The prime bullies and braves among the free trappers had each his circle of novices, from among the captain's band; mere greenhorns, men unused to Indian life; mangeurs de lard, or pork-eaters; as such new-comers are superciliously called by the veterans of the wilderness.

These he would astonish and delight by the hour, with prodigious tales of his doings among the Indians; and of the wonders he had seen, and the wonders he had performed, in his adventurous peregrinations among the mountains.
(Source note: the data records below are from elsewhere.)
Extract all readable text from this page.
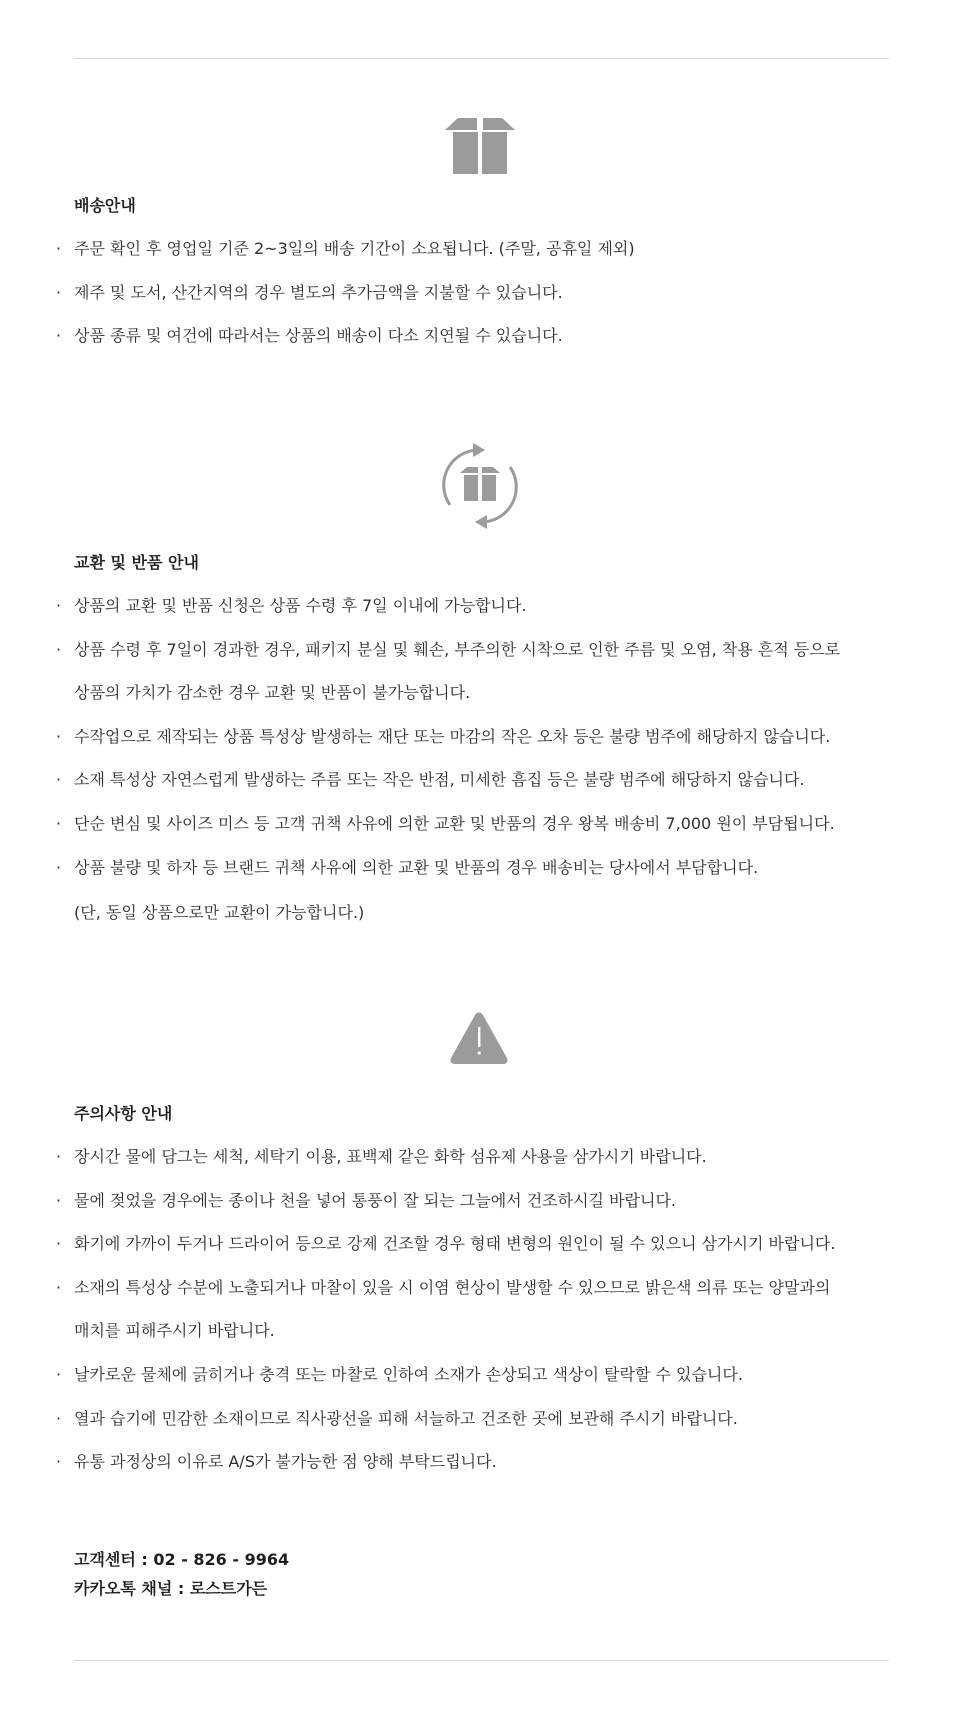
배송안내
· 주문 확인 후 영업일 기준 2~3일의 배송 기간이 소요됩니다. (주말, 공휴일 제외)
· 제주 및 도서, 산간지역의 경우 별도의 추가금액을 지불할 수 있습니다.
· 상품 종류 및 여건에 따라서는 상품의 배송이 다소 지연될 수 있습니다.
교환 및 반품 안내
· 상품의 교환 및 반품 신청은 상품 수령 후 7일 이내에 가능합니다.
· 상품 수령 후 7일이 경과한 경우, 패키지 분실 및 훼손, 부주의한 시착으로 인한 주름 및 오염, 착용 흔적 등으로
상품의 가치가 감소한 경우 교환 및 반품이 불가능합니다.
· 수작업으로 제작되는 상품 특성상 발생하는 재단 또는 마감의 작은 오차 등은 불량 범주에 해당하지 않습니다.
· 소재 특성상 자연스럽게 발생하는 주름 또는 작은 반점, 미세한 흠집 등은 불량 범주에 해당하지 않습니다.
· 단순 변심 및 사이즈 미스 등 고객 귀책 사유에 의한 교환 및 반품의 경우 왕복 배송비 7,000 원이 부담됩니다.
· 상품 불량 및 하자 등 브랜드 귀책 사유에 의한 교환 및 반품의 경우 배송비는 당사에서 부담합니다.
(단, 동일 상품으로만 교환이 가능합니다.)
주의사항 안내
· 장시간 물에 담그는 세척, 세탁기 이용, 표백제 같은 화학 섬유제 사용을 삼가시기 바랍니다.
· 물에 젖었을 경우에는 종이나 천을 넣어 통풍이 잘 되는 그늘에서 건조하시길 바랍니다.
· 화기에 가까이 두거나 드라이어 등으로 강제 건조할 경우 형태 변형의 원인이 될 수 있으니 삼가시기 바랍니다.
· 소재의 특성상 수분에 노출되거나 마찰이 있을 시 이염 현상이 발생할 수 있으므로 밝은색 의류 또는 양말과의
매치를 피해주시기 바랍니다.
· 날카로운 물체에 긁히거나 충격 또는 마찰로 인하여 소재가 손상되고 색상이 탈락할 수 있습니다.
· 열과 습기에 민감한 소재이므로 직사광선을 피해 서늘하고 건조한 곳에 보관해 주시기 바랍니다.
· 유통 과정상의 이유로 A/S가 불가능한 점 양해 부탁드립니다.
고객센터 : 02 - 826 - 9964
카카오톡 채널 : 로스트가든
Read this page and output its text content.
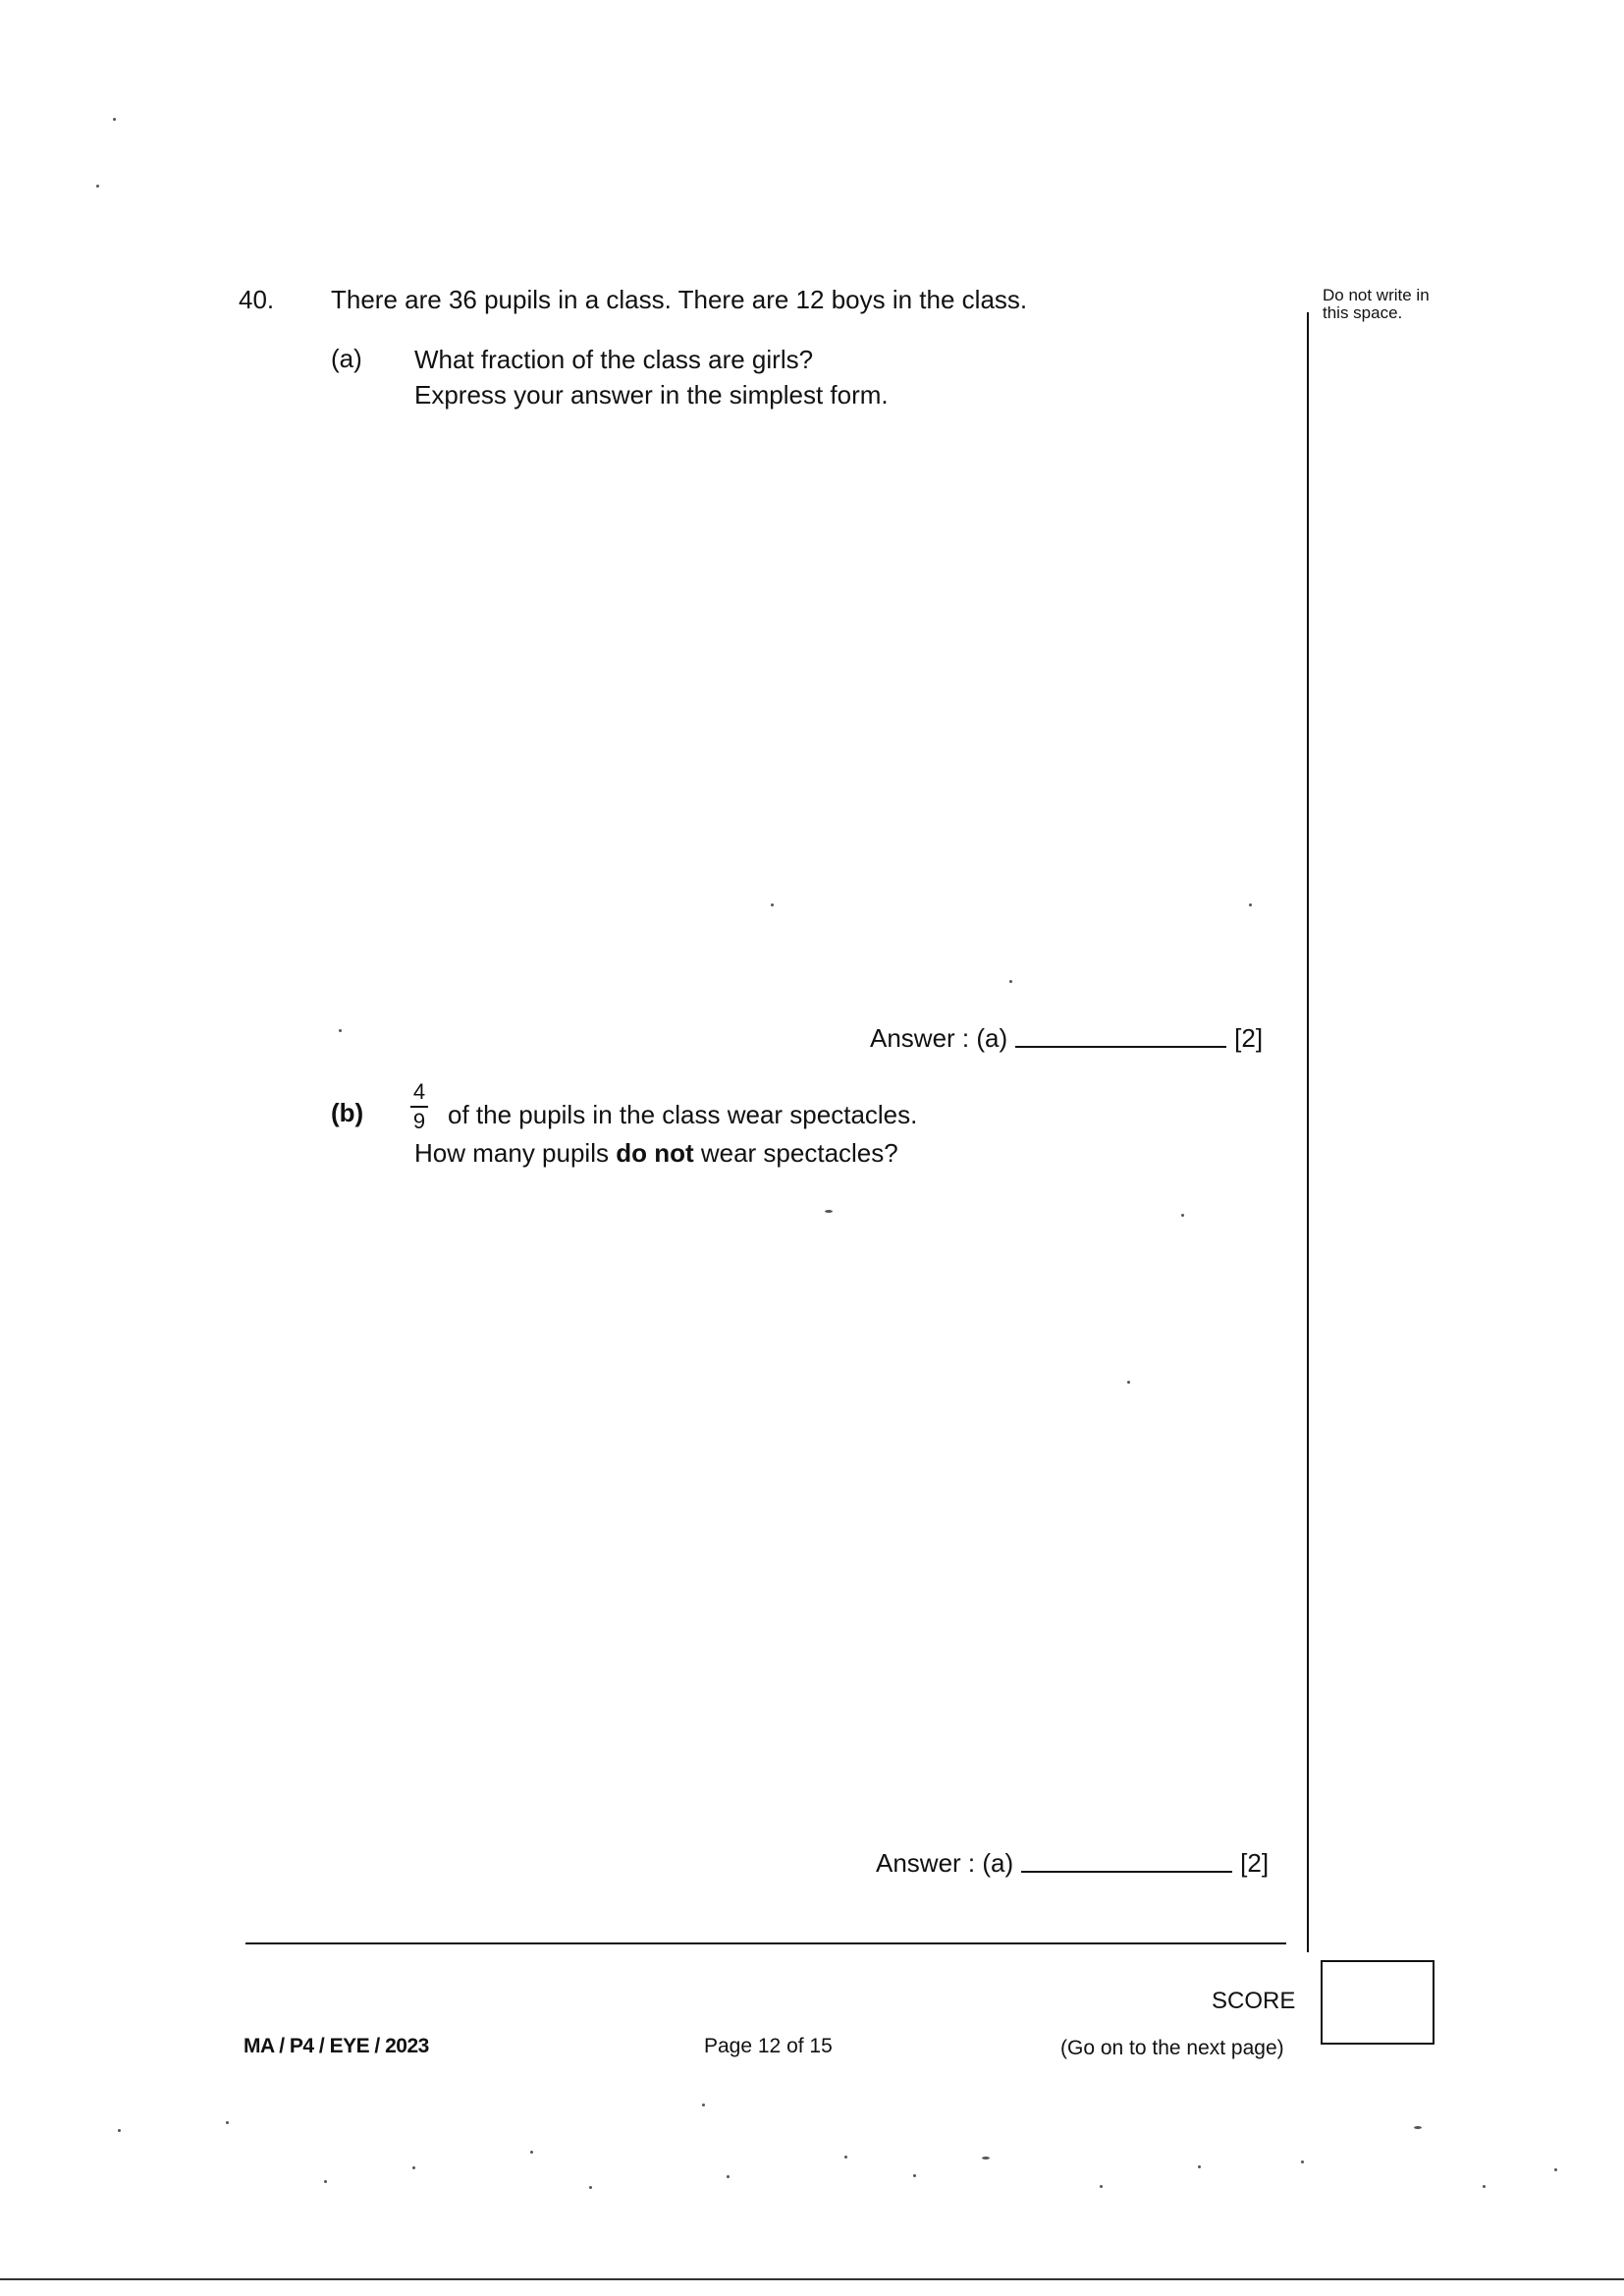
40. There are 36 pupils in a class. There are 12 boys in the class.	Do not write in this space.
(a) What fraction of the class are girls?
Express your answer in the simplest form.
Answer : (a)	[2]
(b)
4
9 of the pupils in the class wear spectacles.
How many pupils do not wear spectacles?
Answer : (a)	[2]
SCORE
MA / P4 / EYE / 2023	Page 12 of 15	(Go on to the next page)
In the evening, the free trappers drew off, and returned to the camp of Fontenelle, highly delighted with their visit and with their new acquaintances, and promising to return the following day. They kept their word: day after day their visits were repeated; they became "hail fellow well met" with Captain Bonneville's men; treat after treat succeeded, until both parties got most potently convinced, or rather confounded, by liquor. Now came on confusion and uproar. The free trappers were no longer suffered to have all the swagger to themselves. The camp bullies and prime trappers of the party began to ruffle up, and to brag, in turn, of their perils and achievements. Each now tried to out-boast and out-talk the other; a quarrel ensued as a matter of course, and a general fight, according to frontier usage. The two factions drew out their forces for a pitched battle. They fell to work and belabored each other with might and main; kicks and cuffs and dry blows were as well bestowed as they were well merited, until, having fought to their hearts' content, and been drubbed into a familiar acquaintance with each other's prowess and good qualities, they ended the fight by becoming firmer friends than they could have been rendered by a year's peaceable companionship.